I have been remembering this morning one of those women that hurt me the most at that church. It was all so sick all of it. I gave my heart they trashed me and broke me down once again. I trusted them and they slayed me. You are right and I know it too.
Do you think for one minute they ever even think about me?
No I know they dont.
The bible says and its right too I know it is that these things are bigger than we are. Its not flesh and blood we are fighting its principalities and powers of darkness in high places........thats what it is.

I forgive all of them I did it right away. I know there is nothing to be done about any of it. I should go on and get on with it.........Im trying. I was brought up by my Dad to forgive even though he didnt go to church. My parents never talked evil against anyone, never hated anything or anyone ever.
My Mom and I went through some very very bad times with each other. It was as you say she had been hurt. She took it out on me. I forgave as soon as I became a christian and it was hard to do for the years she abused me.
But honestly if it wasnt for that lady counselor that helped me work through so much pain........I know I would be dead.
Satan attacks me with thoughts of suicide.
I just cannot go out there any more. Gods the only one that can help me now. I teach sometimes and I have one new friend that probably will abandon me and I dont blame her. She grew up being hurt by the church and her Mom. I love her as I know she has suffered huge pain even though you would never be able to tell it shes very succesful.

Basically the biggest problem I have is myself........I see my self as a person who cannot get ahead and has made so many mistakes in her life that she has let her God down completely. It takes all of my strength to fight that notion right there.
I literally cannot stand the fact that I may have let God down. This is what these do good christians want me to believe and the thought of it is killing me.
Do you undersatand what I mean about this? If being succesful means being slim and pretty and body toned wearing your hair a certain way and making a huge succesful business and making lots of money and being a churchified christian that goes to church every five seconds and helps everybody (they think) except the reality of your own self.

I HAVE FAILED THE TEST!

This is me. Sad but true. My husband sees me as a failure, my son sees me as a failure, my sister sees me as a failure, my friends see me as a failure, the bead owners of the stores I teach at see me as a failure, the stevens ministry and the former ministers I had see me as a failure, my counselor sees me as a failure, I suppose even my daughter probably sees me this way although she is my best champion admirer. I know those women at that church saw me that way and all of the other spiritually constipated women that I used to associate with.
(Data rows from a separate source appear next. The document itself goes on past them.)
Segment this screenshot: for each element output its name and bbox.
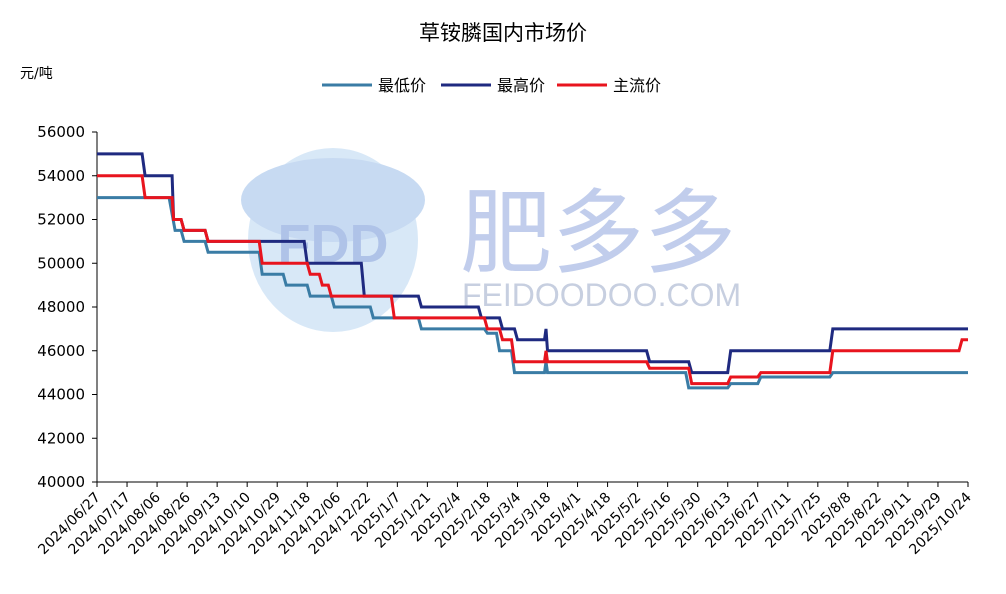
legend-label: 最低价 <box>378 76 426 95</box>
watermark-logo-text: FDD <box>278 214 389 274</box>
y-tick-label: 48000 <box>37 298 85 316</box>
x-axis: 2024/06/272024/07/172024/08/062024/08/26… <box>35 481 975 558</box>
legend-label: 主流价 <box>613 76 661 95</box>
y-tick-label: 44000 <box>37 386 85 404</box>
y-axis-unit: 元/吨 <box>20 66 53 82</box>
y-tick-label: 40000 <box>37 473 85 491</box>
y-tick-label: 46000 <box>37 342 85 360</box>
y-axis: 40000 42000 44000 46000 48000 50000 52000 54000… <box>37 123 98 491</box>
series-line-主流价 <box>97 174 968 386</box>
y-tick-label: 50000 <box>37 254 85 272</box>
y-tick-label: 54000 <box>37 167 85 185</box>
series-lines <box>97 152 968 390</box>
y-tick-label: 56000 <box>37 123 85 141</box>
legend: 最低价 最高价 主流价 <box>322 76 661 95</box>
y-tick-label: 42000 <box>37 429 85 447</box>
watermark-brand: 肥多多 <box>460 180 736 287</box>
watermark-logo-swoosh <box>241 158 425 242</box>
chart-title: 草铵膦国内市场价 <box>419 21 587 45</box>
legend-label: 最高价 <box>497 76 545 95</box>
watermark: FDD 肥多多 FEIDOODOO.COM <box>241 148 741 332</box>
series-line-最低价 <box>97 196 968 390</box>
watermark-site: FEIDOODOO.COM <box>462 277 741 313</box>
y-tick-label: 52000 <box>37 211 85 229</box>
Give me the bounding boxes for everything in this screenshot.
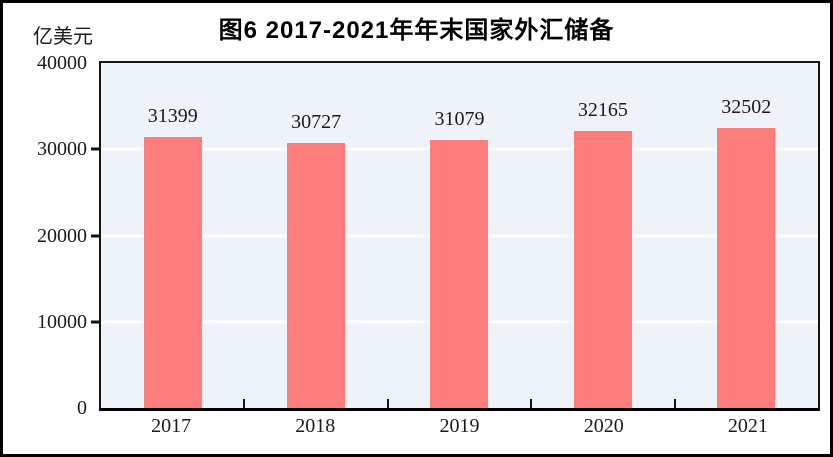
x-tick-label-2017: 2017	[151, 415, 192, 437]
y-tick-label: 30000	[37, 138, 87, 161]
y-tick-label: 40000	[37, 52, 87, 74]
x-tick-label-2021: 2021	[727, 415, 768, 437]
bar-value-label: 31399	[147, 105, 198, 128]
x-axis: 2017 2018 2019 2020 2021	[99, 415, 820, 445]
category-cell-2019: 31079	[388, 63, 531, 408]
x-tick-label-2020: 2020	[583, 415, 624, 437]
y-axis: 0 10000 20000 30000 40000	[3, 53, 99, 418]
plot-area: 31399 30727 31079 32165 32502	[99, 61, 820, 411]
bar-value-label: 32502	[721, 95, 772, 118]
y-axis-unit-label: 亿美元	[33, 26, 93, 48]
bar-value-label: 31079	[434, 107, 485, 130]
category-cell-2020: 32165	[531, 63, 674, 408]
bar-2018	[287, 142, 346, 408]
x-axis-tick	[243, 399, 246, 408]
y-tick-label: 20000	[37, 224, 87, 247]
x-axis-tick	[386, 399, 389, 408]
x-tick-label-2019: 2019	[439, 415, 480, 437]
y-axis-tick	[91, 147, 99, 151]
bar-2021	[717, 127, 776, 408]
y-axis-tick	[91, 234, 99, 237]
y-axis-tick	[91, 320, 99, 324]
category-cell-2017: 31399	[101, 63, 244, 408]
bar-2017	[143, 137, 202, 408]
chart-title: 图6 2017-2021年年末国家外汇储备	[218, 17, 615, 44]
bar-2019	[430, 139, 489, 408]
y-tick-label: 0	[77, 397, 87, 419]
y-tick-label: 10000	[37, 310, 87, 333]
bar-value-label: 30727	[291, 110, 342, 133]
x-tick-label-2018: 2018	[295, 415, 336, 437]
category-cell-2018: 30727	[244, 63, 387, 408]
bar-value-label: 32165	[577, 98, 628, 121]
x-axis-tick	[673, 399, 676, 408]
x-axis-tick	[530, 399, 533, 408]
bar-2020	[573, 130, 632, 408]
category-cell-2021: 32502	[675, 63, 818, 408]
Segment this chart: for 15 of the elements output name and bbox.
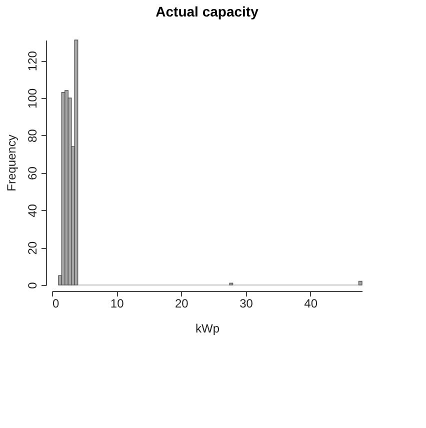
y-axis-title: Frequency xyxy=(4,134,18,192)
y-tick-label: 120 xyxy=(26,50,40,72)
x-tick-label: 10 xyxy=(110,296,124,310)
y-tick-label: 60 xyxy=(26,166,40,180)
x-tick-label: 20 xyxy=(174,296,189,310)
y-tick-label: 0 xyxy=(26,282,40,289)
chart-title: Actual capacity xyxy=(156,4,259,20)
y-tick-label: 20 xyxy=(26,241,40,255)
x-tick-label: 30 xyxy=(240,296,254,310)
y-tick-label: 40 xyxy=(26,204,40,218)
x-tick-label: 40 xyxy=(304,296,318,310)
y-tick-label: 80 xyxy=(26,128,40,143)
x-axis-title: kWp xyxy=(196,322,220,336)
y-tick-label: 100 xyxy=(26,88,40,108)
x-tick-label: 0 xyxy=(52,296,60,310)
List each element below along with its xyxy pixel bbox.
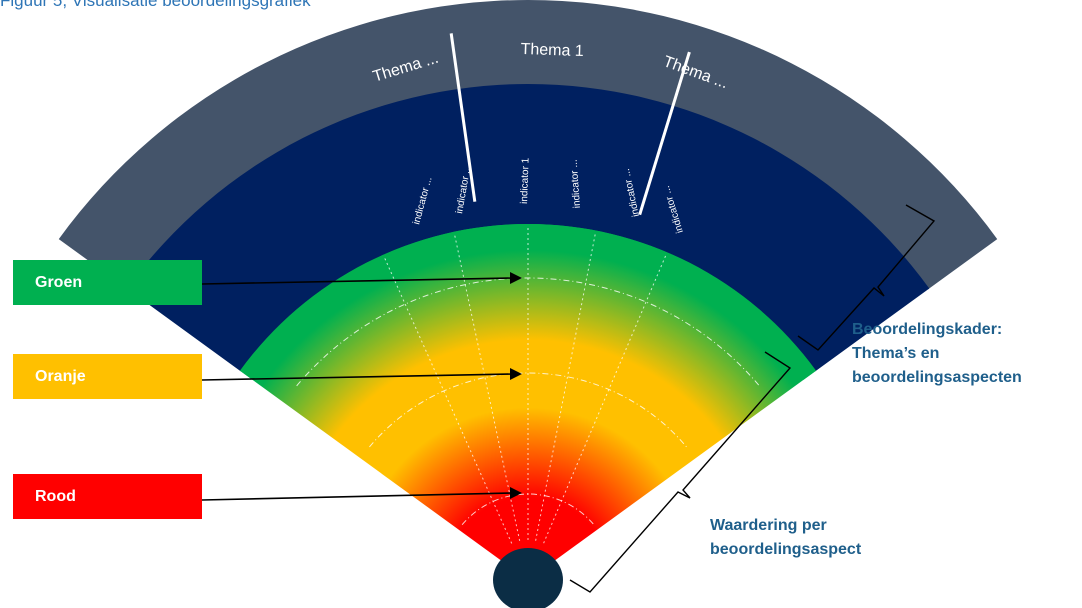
theme-band [58, 0, 998, 290]
indicator-label-4: indicator ... [569, 159, 583, 209]
theme-label-center: Thema 1 [520, 41, 584, 60]
legend-orange-label: Oranje [35, 367, 86, 385]
rating-annotation: Waardering per beoordelingsaspect [710, 514, 910, 562]
indicator-ray-2 [454, 235, 521, 541]
theme-separator-2 [638, 51, 691, 216]
arrowhead-green [510, 272, 522, 284]
zone-boundary-arc-1 [296, 277, 760, 387]
indicator-ray-4 [535, 234, 596, 541]
brace-framework [797, 204, 936, 351]
arrow-green [201, 277, 515, 285]
indicator-band [126, 84, 930, 372]
theme-separator-1 [449, 33, 477, 202]
indicator-ray-lines [384, 228, 666, 544]
rating-line-2: beoordelingsaspect [710, 541, 862, 558]
legend-red: Rood [13, 474, 202, 519]
indicator-ray-5 [543, 255, 666, 544]
framework-line-2: Thema’s en [852, 345, 940, 362]
zone-boundary-arcs [296, 277, 760, 526]
legend-red-label: Rood [35, 487, 76, 505]
indicator-label-3: indicator 1 [519, 157, 532, 204]
framework-annotation: Beoordelingskader: Thema’s en beoordelin… [852, 318, 1080, 390]
rating-zone [239, 223, 817, 580]
legend-green: Groen [13, 260, 202, 305]
zone-boundary-arc-3 [461, 493, 595, 526]
theme-separators [449, 33, 691, 216]
framework-line-3: beoordelingsaspecten [852, 369, 1022, 386]
arrow-orange [201, 373, 515, 381]
rating-line-1: Waardering per [710, 517, 827, 534]
brace-rating [569, 351, 792, 593]
framework-line-1: Beoordelingskader: [852, 321, 1003, 338]
center-hub [493, 548, 563, 608]
figure-caption: Figuur 5, Visualisatie beoordelingsgrafi… [0, 0, 311, 10]
indicator-ray-1 [384, 258, 513, 544]
legend-green-label: Groen [35, 273, 83, 291]
arrow-red [201, 492, 515, 501]
arrowhead-red [510, 487, 522, 499]
arrowhead-orange [510, 368, 522, 380]
outer-green-rim [239, 223, 817, 381]
legend-orange: Oranje [13, 354, 202, 399]
zone-boundary-arc-2 [369, 372, 687, 448]
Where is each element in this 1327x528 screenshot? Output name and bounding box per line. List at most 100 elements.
"why dont you go on oprah.........why dont you sell your jewelry, you need to write a book..........."
Why dont they mind their own business?
If they know so much I suggest they do what they tell me to do.

What ever anyway its all gone now and Im the left over crap.
The only real friend I have except for the dear people on here that understand where Im coming from is my sweetheart Jesus.

He never tells me to do anything. He just loves me. Thats what THEY cannot deal with.........His love.

What hurts the most though is that one woman (Deborah)that said to me all of that love stuff about Jesus. She took me in and the stuff that follows Ill never understand. Maybe she was a witch or something? No please dont deliver me ok?
Anyway its the words she spoke to me that I miss. All of that good love Ive never had at any time in my life.
Its not forgiveness I need its healing. I forgive them all I honestly do and always have. Ive always forgiven all of my life because I was taught from the onset that I am not in another persons body and who knows what they have been through? My dad taught me to always try to think like the other person.......try to understand try to be nice and help, have compassions for them always.
So I did and with my mothers help I blame myself now for everything, everywhere. The person they forgot to teach me to love is me.